Le problème de l'an 2000 vient lui de ce que toutes les dates utilisées pour envoyer uns FSE sont sur 6 positions (AAMMJJ), ce qui correspond à deux chiffres seulement pour l'année! Trivial, il suffit de passer les dates à huit chiffres, et le tour est joué. Sauf que ça fait plusieurs années que les éditeurs ont soulevé le problème -le cas se pose depuis le début pour les malades nés le siècle dernier-. Suivant la bonne vieille politique de l'autruche (ou de l'arrogance, au choix), nos brillants technocrates qui veillent aux destinées de 615 B2, ont superbement ignoré les avertissements qu'on leur donnait.
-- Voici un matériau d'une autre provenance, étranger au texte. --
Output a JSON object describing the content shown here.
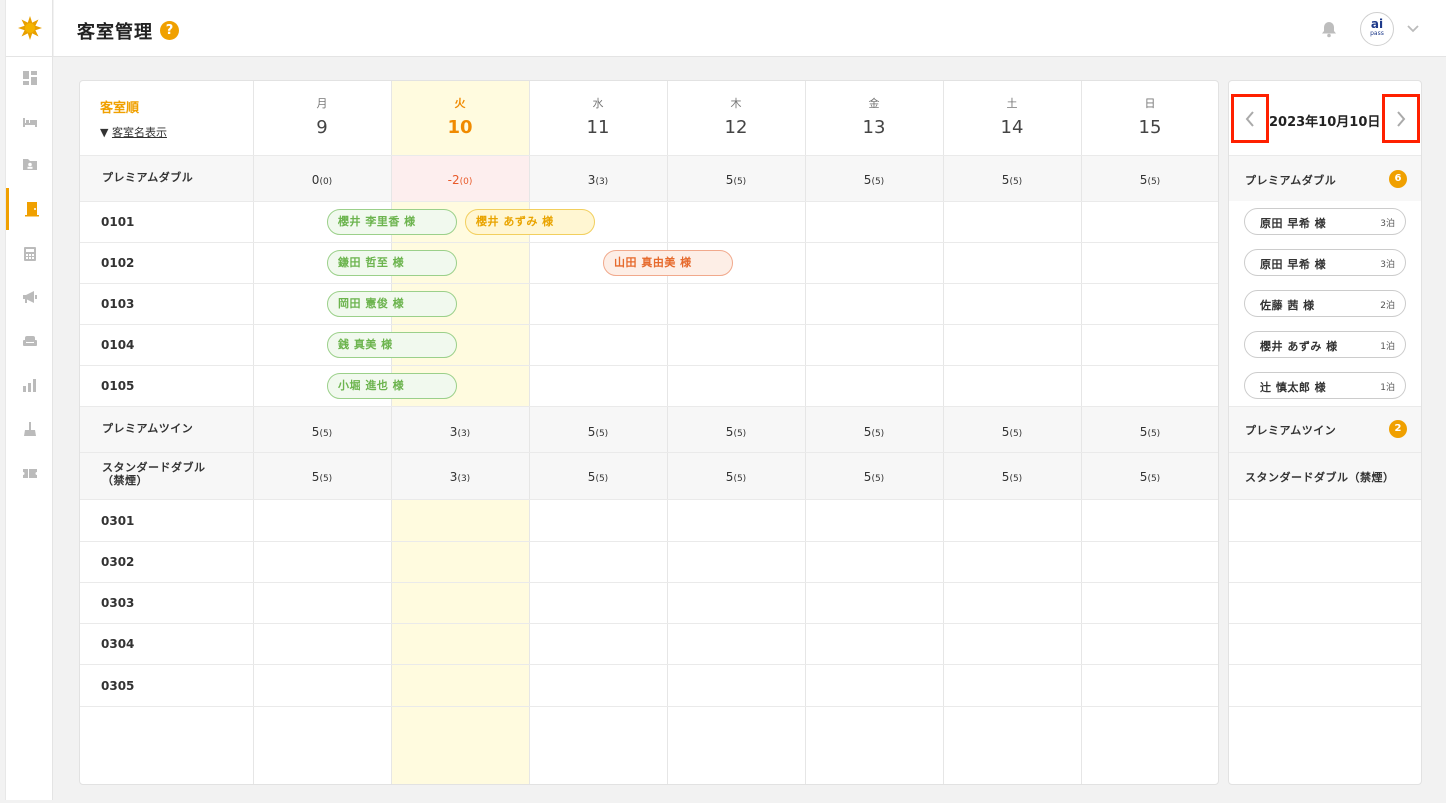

Il faut reconnaître que ce n'est pas du tout évident de modifier la norme pour passer à huit chiffres. Parce que le système de mise en forme ne tolère pas que l'on décale les données (pour insérer deux chiffres pour le siècle dans le cas présent).
Cela nécessite en réalité une refonte très importante du format, et SURTOUT, la mise à jour des logiciels de télétransmission. Et pas seulement ceux qui tournent dans les caisses de sécu (après tout, j'en ai rien à faire, c'est eux qui ont imaginé ce format à la noix, bien que ce soit avec mes sous). Pas seulement ceux des mutuelles, qui sont elles aussi obligées de se plier aux ukases du format 615 B2.
Il faut mettre à jour les systèmes des pharmacies, et ceux de tous les PS qui transmettent actuellement leurs FSE: les kinés, les infirmières, les biologistes, les radiologues, ...Et maintenant qu'on a bien attendu, il y a déjà plus de 20.000 ordinateurs qui envoient régulièrement leurs FSE et qui ont besoin impérativement d'une mise à jour. Et comme la CNAM continue à ignorer royalement le problème, tous les programmes de transmission du marché, y compris les programmes en cours d'agrément S/V au CNDA, qui sont bien obligés de respecter le format imposé, comportent cette anomalie. Autrement dit, non seulement on ne fait rien pour résoudre le problème des systèmes existants, mais en plus on oblige les PS à s'équiper avec des logiciels dont on est sûr qu'ils tomberont en panne le 1er janvier 2000.
Et comme d'habitude, au lieu de prendre le problème à bras le corps et d'assumer ses responsabilités, on ferme les yeux et on fonce (dans le brouillard, comme disait Ramex, l'ancien DG de la Cnam).
Des fous inconscients, bons à enfermer que je vous dis! Et c'est moi qui suis un âne, qu'ils disent!
Quand même, le jour où, contraints et forcés, nos chers technocrates auront enfin apporté la solution réclamée, ce ne seront plus 20.000 systèmes qu'il faudra mettre à jour, mais 300.000 si vous avez bien tous docilement acheté un ordinateur comme m'sieur la sécu vous l'a dit.
Ça va être rigolo de faire payer des pénalités à partir de l'an 2000 aux PS qui transmettront pas leurs FSE avec un système qui pourra pas transmettre les FSE.